Over that time, many companies will begin to deliver and potentially receive a higher proportion of goods with RFID tags and, thus, they will have a better understanding of the technology and its potential in broader business improvements per se rather than only due to the mandated Wal-Mart, (US) Department of Defense (DoD) or Target compliance. Namely, as the world's largest retailer, with over 5,000 outlets worldwide, Wal-Mart currently uses traditional bar-coding and UPCs (unique product codes) to identify items and cases or pallets of goods as they move through the supply-chain and out to the stores. By 2005, Wal-Mart has envisioned to have live implementations of RFID tagging using new EPCs (electronic product codes, which can carry more useful data than UPCs), with a mandate to the Top 100 suppliers to provide RFID tags on cases and pallets at distribution centers, followed by item-level tagging at a much later date.
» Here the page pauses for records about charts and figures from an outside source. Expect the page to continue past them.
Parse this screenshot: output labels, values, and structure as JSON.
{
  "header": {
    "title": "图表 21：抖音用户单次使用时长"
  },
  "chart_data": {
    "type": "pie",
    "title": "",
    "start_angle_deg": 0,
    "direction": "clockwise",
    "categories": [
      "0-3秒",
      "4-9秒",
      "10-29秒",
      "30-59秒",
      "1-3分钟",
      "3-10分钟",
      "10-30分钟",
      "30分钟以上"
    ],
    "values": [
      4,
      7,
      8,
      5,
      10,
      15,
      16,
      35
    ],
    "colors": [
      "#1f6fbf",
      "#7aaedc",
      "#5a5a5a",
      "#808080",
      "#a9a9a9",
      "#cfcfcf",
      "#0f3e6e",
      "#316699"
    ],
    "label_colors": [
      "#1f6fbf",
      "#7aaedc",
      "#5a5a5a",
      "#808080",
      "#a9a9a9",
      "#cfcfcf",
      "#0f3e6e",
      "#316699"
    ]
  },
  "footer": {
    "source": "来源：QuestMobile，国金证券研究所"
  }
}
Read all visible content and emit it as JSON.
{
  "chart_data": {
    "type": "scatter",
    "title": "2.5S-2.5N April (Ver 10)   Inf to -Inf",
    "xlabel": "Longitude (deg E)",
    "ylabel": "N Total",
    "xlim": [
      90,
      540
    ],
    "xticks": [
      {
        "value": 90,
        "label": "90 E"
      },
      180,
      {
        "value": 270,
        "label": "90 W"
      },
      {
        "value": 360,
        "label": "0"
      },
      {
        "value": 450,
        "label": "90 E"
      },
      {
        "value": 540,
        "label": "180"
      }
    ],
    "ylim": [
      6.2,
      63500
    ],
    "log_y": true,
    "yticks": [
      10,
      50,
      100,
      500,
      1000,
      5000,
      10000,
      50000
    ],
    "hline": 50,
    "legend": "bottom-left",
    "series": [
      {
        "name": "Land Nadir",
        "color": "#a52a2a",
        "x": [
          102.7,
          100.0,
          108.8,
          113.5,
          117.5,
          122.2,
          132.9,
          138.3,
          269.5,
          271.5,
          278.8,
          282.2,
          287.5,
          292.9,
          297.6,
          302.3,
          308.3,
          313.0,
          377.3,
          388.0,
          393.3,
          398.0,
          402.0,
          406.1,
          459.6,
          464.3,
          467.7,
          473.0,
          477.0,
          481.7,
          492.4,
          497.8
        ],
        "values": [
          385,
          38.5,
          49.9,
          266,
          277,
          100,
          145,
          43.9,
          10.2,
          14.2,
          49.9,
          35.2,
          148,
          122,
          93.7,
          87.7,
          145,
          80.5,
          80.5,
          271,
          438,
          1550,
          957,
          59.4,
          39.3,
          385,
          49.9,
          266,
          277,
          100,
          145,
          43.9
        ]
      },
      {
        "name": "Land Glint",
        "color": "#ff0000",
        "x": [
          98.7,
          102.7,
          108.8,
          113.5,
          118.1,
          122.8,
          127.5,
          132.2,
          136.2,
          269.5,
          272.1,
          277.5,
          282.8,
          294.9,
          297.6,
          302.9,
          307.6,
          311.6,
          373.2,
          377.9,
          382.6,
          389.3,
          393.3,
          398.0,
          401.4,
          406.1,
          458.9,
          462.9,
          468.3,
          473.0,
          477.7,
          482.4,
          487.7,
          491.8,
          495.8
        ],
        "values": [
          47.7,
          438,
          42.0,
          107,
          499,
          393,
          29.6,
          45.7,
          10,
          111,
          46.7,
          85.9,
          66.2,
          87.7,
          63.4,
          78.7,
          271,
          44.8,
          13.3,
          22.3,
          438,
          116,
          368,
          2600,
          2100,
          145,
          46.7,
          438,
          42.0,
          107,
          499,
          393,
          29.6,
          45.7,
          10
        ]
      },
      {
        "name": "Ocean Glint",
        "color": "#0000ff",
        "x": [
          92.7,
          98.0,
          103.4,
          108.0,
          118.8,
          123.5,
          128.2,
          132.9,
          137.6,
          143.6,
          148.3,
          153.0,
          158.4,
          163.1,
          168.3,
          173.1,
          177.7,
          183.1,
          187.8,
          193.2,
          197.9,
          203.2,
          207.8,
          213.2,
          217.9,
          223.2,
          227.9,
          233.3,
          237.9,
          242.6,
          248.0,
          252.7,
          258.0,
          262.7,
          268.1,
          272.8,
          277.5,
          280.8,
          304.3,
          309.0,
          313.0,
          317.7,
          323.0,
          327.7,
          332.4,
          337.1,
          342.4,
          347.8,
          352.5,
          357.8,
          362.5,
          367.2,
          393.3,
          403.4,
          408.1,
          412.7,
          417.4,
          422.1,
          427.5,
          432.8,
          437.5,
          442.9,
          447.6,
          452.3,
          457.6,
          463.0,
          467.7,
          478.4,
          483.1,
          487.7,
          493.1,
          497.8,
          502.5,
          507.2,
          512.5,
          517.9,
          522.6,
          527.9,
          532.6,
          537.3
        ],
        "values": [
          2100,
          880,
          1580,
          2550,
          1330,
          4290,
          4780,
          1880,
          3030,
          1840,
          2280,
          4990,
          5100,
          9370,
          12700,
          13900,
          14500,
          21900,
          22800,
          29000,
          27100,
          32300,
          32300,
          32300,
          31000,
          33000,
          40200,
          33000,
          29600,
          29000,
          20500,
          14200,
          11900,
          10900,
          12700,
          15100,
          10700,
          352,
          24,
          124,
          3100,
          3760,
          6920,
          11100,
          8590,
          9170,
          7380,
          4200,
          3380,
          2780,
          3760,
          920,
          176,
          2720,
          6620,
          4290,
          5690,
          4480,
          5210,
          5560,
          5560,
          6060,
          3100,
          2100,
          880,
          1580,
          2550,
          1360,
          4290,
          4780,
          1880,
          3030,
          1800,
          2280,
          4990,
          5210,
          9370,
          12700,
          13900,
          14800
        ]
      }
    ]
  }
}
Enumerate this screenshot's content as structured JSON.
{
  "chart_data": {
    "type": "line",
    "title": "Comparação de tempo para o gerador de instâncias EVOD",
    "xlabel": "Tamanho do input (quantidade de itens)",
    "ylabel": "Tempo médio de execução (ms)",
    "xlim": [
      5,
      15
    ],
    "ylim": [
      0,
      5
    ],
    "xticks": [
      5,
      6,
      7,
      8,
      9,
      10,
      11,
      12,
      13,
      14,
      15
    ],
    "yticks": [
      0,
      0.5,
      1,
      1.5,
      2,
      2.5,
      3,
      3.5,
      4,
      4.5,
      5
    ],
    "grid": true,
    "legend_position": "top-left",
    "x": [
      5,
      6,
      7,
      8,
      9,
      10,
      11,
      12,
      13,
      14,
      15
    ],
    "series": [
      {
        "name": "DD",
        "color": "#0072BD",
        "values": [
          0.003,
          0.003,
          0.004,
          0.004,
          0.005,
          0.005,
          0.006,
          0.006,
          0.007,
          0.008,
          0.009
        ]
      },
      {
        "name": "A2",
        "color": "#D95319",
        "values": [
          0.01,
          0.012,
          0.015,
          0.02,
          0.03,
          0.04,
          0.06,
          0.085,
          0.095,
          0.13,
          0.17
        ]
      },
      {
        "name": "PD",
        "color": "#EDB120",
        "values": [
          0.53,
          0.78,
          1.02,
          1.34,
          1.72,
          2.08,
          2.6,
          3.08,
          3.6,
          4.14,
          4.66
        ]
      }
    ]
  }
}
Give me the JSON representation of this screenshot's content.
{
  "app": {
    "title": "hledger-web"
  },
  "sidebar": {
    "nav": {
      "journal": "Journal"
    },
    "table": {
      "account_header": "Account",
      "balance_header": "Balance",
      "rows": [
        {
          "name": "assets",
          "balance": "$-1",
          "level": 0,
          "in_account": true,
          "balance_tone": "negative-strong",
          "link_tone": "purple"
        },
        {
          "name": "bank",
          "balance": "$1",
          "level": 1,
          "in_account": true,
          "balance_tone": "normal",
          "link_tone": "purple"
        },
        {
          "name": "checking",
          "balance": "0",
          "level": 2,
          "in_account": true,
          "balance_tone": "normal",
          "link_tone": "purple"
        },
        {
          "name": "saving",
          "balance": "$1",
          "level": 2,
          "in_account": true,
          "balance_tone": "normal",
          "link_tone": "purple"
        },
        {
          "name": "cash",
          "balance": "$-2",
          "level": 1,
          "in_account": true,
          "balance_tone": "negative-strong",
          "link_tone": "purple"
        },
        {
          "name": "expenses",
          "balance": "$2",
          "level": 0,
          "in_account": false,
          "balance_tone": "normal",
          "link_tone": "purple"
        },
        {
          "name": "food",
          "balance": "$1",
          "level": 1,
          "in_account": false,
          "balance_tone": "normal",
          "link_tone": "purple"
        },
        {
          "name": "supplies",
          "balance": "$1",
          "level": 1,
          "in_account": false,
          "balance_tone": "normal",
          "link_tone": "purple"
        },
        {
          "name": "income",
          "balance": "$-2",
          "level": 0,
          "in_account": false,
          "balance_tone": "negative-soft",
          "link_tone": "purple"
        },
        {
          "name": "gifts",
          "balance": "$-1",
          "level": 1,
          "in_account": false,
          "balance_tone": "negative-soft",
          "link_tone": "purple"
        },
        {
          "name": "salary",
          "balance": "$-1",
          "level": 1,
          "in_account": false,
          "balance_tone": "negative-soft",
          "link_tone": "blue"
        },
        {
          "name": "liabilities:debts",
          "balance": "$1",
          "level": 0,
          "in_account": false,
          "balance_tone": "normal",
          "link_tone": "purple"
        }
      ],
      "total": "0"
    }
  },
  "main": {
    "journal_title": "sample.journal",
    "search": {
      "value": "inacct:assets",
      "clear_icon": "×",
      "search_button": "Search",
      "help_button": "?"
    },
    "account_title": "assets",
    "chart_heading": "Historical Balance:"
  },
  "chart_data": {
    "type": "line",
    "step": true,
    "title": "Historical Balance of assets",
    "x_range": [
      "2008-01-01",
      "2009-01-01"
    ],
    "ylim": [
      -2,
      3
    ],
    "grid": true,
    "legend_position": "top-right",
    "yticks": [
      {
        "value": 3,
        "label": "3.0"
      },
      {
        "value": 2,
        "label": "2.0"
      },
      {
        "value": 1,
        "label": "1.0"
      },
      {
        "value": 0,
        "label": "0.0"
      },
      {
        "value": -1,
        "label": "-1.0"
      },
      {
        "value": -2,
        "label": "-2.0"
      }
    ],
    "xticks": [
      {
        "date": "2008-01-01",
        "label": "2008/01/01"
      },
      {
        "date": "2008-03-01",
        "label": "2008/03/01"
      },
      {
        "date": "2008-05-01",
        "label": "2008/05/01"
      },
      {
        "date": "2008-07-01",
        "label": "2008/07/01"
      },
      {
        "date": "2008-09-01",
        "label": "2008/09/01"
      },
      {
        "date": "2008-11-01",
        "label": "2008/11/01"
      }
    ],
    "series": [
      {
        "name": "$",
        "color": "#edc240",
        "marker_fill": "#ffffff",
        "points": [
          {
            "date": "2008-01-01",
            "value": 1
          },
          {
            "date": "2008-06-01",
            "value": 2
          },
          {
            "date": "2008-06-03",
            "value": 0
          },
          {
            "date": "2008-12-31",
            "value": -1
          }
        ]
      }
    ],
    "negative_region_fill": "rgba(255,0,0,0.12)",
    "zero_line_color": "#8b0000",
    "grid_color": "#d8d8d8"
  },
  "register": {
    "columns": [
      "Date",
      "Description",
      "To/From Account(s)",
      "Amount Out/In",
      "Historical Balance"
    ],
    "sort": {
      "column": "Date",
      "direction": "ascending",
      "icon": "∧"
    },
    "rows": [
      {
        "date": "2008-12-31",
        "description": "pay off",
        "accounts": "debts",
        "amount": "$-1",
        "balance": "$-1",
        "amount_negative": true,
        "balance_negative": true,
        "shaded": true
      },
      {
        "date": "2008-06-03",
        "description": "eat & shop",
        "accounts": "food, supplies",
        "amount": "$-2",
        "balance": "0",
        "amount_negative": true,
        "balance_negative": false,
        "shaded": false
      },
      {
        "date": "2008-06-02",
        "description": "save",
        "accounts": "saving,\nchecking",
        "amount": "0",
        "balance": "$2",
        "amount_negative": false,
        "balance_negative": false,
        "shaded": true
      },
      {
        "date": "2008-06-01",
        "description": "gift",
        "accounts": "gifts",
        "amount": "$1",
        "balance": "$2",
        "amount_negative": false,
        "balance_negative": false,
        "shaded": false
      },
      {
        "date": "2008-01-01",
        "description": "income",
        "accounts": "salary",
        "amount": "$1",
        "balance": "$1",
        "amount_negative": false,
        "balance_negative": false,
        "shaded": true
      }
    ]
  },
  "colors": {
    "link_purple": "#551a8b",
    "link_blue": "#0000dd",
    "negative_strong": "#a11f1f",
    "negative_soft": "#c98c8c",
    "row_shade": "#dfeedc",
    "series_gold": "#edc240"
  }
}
EPCs on tags should be easier and quicker to read than barcodes, since there is supposedly no need to unpack pallets to check contents, as RFID readers do not, unlike bar-code scanners, require line-of-sight, which should all result in less labor, fewer errors, and better management of inventory.

However, companies implementing RFID should expect increased labor in the first year or so, because vendors have yet to perfect solutions for automating tagging and embedding RFID in packaging material. Also, the current state of RFID technologies would also revolve around label creation and production, plastic chip development, intelligent shelving and packaging, to name but a few. Furthermore, to gain benefits such as product tracking, supply chains should logically begin RFID implementation at the manufacturing level, rather than at the distribution center, which is one step closer to a retailer in the supply chain. Still, "source tagging" cases at the manufacturer is too disruptive for most companies to implement.